3.     BE FILLED WITH THE HOLY SPIRIT.

 

Allow Him to fill you with the Holy Spirit that will give you sustaining power. “…after laying hands on him he said, ‘Brother Saul, the Lord Jesus, who appeared to you on the road by which you were coming, has sent me so that you may regain your sight and be filled with the Holy Spirit.’” (Acts 9:17) In other words, God didn’t send Ananias to remove the consequences of his sin. He came to give Saul power to stay out of sin and make a permanent change. And that’s a prayer we should pray: “God, fill me with your Holy Spirit” and pray that often because that is what will give you the power to make permanent change. Otherwise, you may feel sorrowful or contrite because everything went wrong. But as soon as it is right, you’ll return back to your old ways.

 

. “…do you not know that your body is a temple of the Holy Spirit who is in you, whom you have from God, and that you are not your own? For you have been bought with a price…” (1 Cor. 6:19-20) We have been bought with a price and are no longer our own. “…you will receive power when the Holy Spirit has come upon you; and you shall be My witnesses…” (Acts 1:8) The word power is a Greek word dunamis where we get the word dynamite from. We will receive power or authority from the Holy Spirit. The word witness is a Greek word marturion. It’s where we get the word martyr. Essentially, when the Holy Spirit fills us, our old life dies and can never come back again and we get a brand new life. But that will only happen when we ask the Lord to come and fill us with the Holy Spirit. And until we make that commitment we will never know what it is to be filled with His Spirit. “I have been crucified with Christ and I no longer live, but Christ lives in me. The life I live in the body, I live by faith in the Son of God, who loved me and gave himself for me.” (Gal. 2:20)

 

His name was Tim. He was a friend of mine living in Hilo and he had some major problems. He was deep into drugs and wanted to die. He tried unsuccessfully on three occasions to commit suicide.

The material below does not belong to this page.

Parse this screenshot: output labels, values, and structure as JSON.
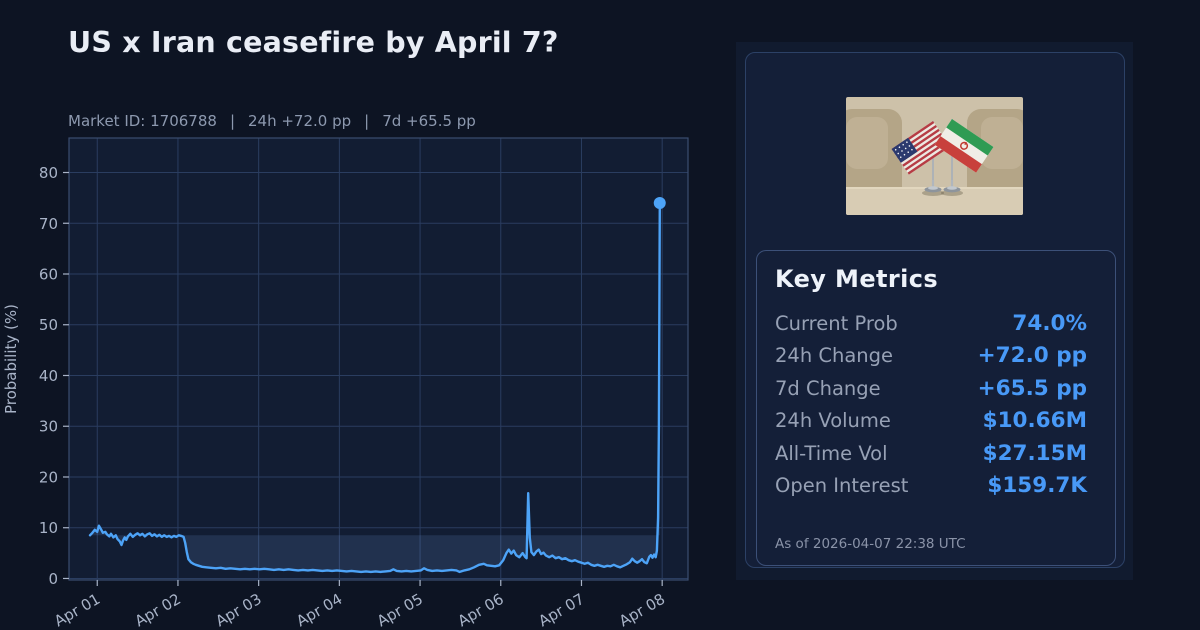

Each time I was called to hospital to counsel him. Finally on the last visit he said he just wanted to die. So I said than just do it and I’d help him. I said, just throw your life away but don’t throw it towards the devil, throw it to Jesus. Just give it away. You no longer have a life because it belongs to Jesus. Suddenly he finally understood and gave his life over to Jesus and the Holy Spirit took over. Today he is a missionary in Japan. For the first time, I began to understand what it means to be filled with the Holy Spirit in such a way that you no longer own your life. The change becomes permanent.

 

When you feel you are against the wall and don’t know which way to turn, take time to pray and think deeply before the Lord. And if there is a discrepancy in your life that doesn’t match God’s, correct back to Him right away. When we have a heart after His, we will want what He wants, delight in what He delights in; desire the things that He desires. Then we’ll have an upright heart. So we need to be sensitive when there is an absence of peace in our lives and we must know how to suffer well. We have to deal with situations or issues long before it begins to throb. Then we’ll know our heart is beginning to be recalibrated. Then we can pause and ask the Lord to fill us afresh with the Holy Spirit to give us the power to sustain change.

 

Discussion Questions

  1. Have you ever felt like Saul – so zealous for God only to find out later you were so far off the mark?
  2. Take time to lay your life out before the Lord. Ask Him to examine your life – see if what you perceive is the same as God. If not, correct those things He reveals right away.
  3. When you sense a check in your spirit that something is not right, what do you do? How has your response helped or hindered? Would you do things differently in the future after what you have learned today?
  4. How do you feel about Paul says in 1 Cor. 6 “that you are not your own”?
  5. How will you apply at least one principle you learned today in your life this week?